The draft framework will be open for public comments till September 8. This move looks to cut down the size of mandatory public offerings and give companies more time to meet public shareholding norms.
So, what exactly is changing? Let’s take a look –
Why is SEBI looking at new rules
Currently, very large companies have to offload a significant chunk of their shares to the public upfront, which often leads to massive IPO sizes.
These large issues are difficult for the market to absorb and can weigh on stock prices for years. This rigid framework may even discourage mega companies from listing in India. The new plan, therefore, introduces a tiered approach where IPO requirements vary depending on the company’s market capitalisation.
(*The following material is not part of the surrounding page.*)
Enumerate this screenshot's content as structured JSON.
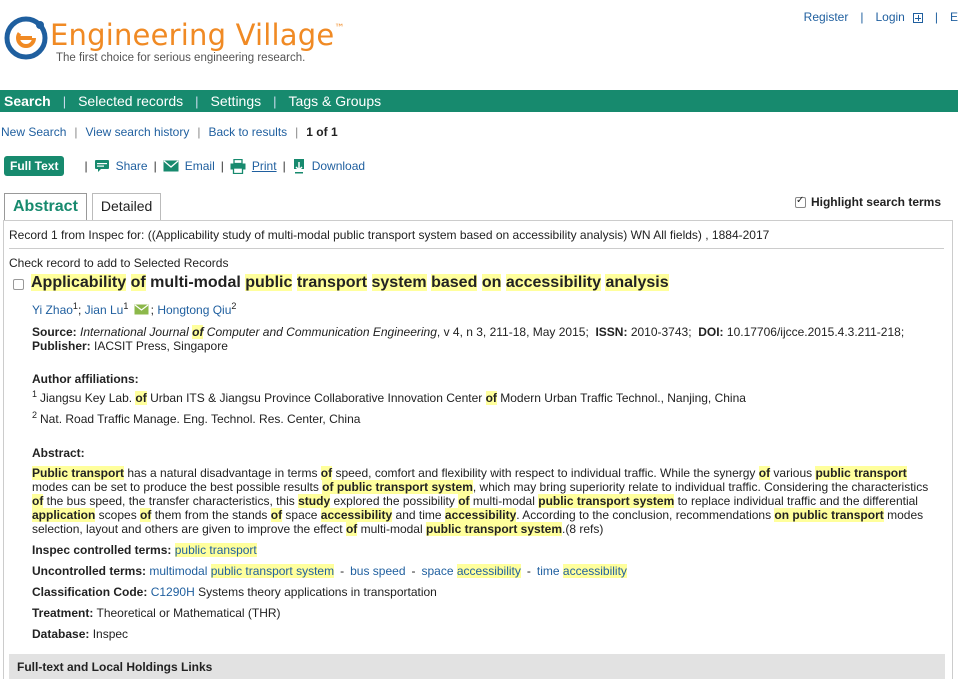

Some of the key proposals by the market regulator include –
Smaller IPOs for mega-cap firms
Instead of forcing large companies to bring oversized IPOs, SEBI suggests lowering the minimum public offer (MPO) thresholds. For example:
Under the draft framework, firms valued between Rs 50,000 crore and Rs 1 lakh crore will need to float an issue of at least Rs 1,000 crore, ensuring a minimum 8% stake dilution. Those in the Rs 1 lakh to 5 lakh crore bracket must bring in at least Rs 6,250 crore through IPOs, equal to 2.75% equity.
Furthermore, mega companies worth over Rs 5 lakh crore will be required to raise a minimum of Rs 15,000 crore, with at least 1% stake dilution or 2.5% of post-issue equity, whichever is higher.
Ease minimum float deadlines
This proposal will also ease companies to comply with the 25% minimum public shareholding (MPS) rule.
If public shareholding is below 15% at listing, companies will get five years to reach 15% and ten years to reach 25%.
On the other side, if public shareholding is already above 15% at listing, the 25% target must be achieved within five years.
This is a big shift from the current three-to-five-year timelines.
Retail quota trimmed for jumbo IPOs
For IPOs bigger than Rs 5,000 crore, SEBI proposes cutting the retail investor allocation from 35% to 25%.
Gradual dilution instead of heavy upfront selling
Large issuers, especially PSUs and cash-rich firms, often struggle to meet heavy dilution norms. The new plan would let them list with smaller IPOs first and then increase public shareholding over time.